Postdoc position in the Data Science and AI division at the Department of Computer Science and Engineering, Chalmers University of Technology.
Information about the project
The position is placed in the research group led by Fredrik Johansson, currently comprised of 5 PhD students working on topics related to machine learning for improved decision making with applications in healthcare.

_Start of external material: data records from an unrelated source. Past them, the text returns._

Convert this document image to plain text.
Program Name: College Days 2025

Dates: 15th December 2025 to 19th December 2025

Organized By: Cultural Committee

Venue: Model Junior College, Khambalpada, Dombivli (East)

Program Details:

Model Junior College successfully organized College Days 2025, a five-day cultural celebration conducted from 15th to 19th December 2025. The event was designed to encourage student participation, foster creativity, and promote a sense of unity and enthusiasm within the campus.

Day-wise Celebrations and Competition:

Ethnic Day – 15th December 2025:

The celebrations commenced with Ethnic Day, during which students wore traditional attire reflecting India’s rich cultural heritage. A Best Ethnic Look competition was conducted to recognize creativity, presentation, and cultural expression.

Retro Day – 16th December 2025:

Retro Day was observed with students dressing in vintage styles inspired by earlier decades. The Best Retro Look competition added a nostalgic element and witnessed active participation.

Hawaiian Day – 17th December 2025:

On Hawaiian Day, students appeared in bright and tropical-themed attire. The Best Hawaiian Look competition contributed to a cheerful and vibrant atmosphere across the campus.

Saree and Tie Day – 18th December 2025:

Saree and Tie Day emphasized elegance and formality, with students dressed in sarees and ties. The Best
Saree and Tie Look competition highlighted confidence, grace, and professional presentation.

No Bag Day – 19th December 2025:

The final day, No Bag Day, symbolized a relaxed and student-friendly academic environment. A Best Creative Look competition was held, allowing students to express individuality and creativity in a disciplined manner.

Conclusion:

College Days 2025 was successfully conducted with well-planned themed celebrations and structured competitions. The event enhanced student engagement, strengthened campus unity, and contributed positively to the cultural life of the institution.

Supervised machine learning (ML) has become an essential tool for scientists and engineers. This is no doubt in part due to the simplicity of its default implementation: 1) Pick a measure of error as learning objective; 2) Collect a data set of sample inputs and outputs; 3) Fit a model which returns outputs with minimal average error on inputs from the data set. This approach, empirical risk minimization, has proved tremendously successful in diverse domains but is sensitive to changes in input domain, to interventions on key variables or to small sample sizes. This position will explore machine learning methods and theory which go beyond this idea to provide stronger guarantees and more efficient learning through, for example, causal analysis or theory on domain generalization. These are examples; you will have large influence to define your project.
The candidate is expected to pursue research into machine learning in the context of (causal) interventions, changes in input domains or tasks, or small-sample learning (see description above). Other directions can be explored if there is mutual interest with the advisor and/or PhD students in the group. Ideas inspired by applications in healthcare are encouraged, but profiles with a strong methodological or theoretical record are preferred. The candidate will have large influence in the specific projects pursued during the postdoc.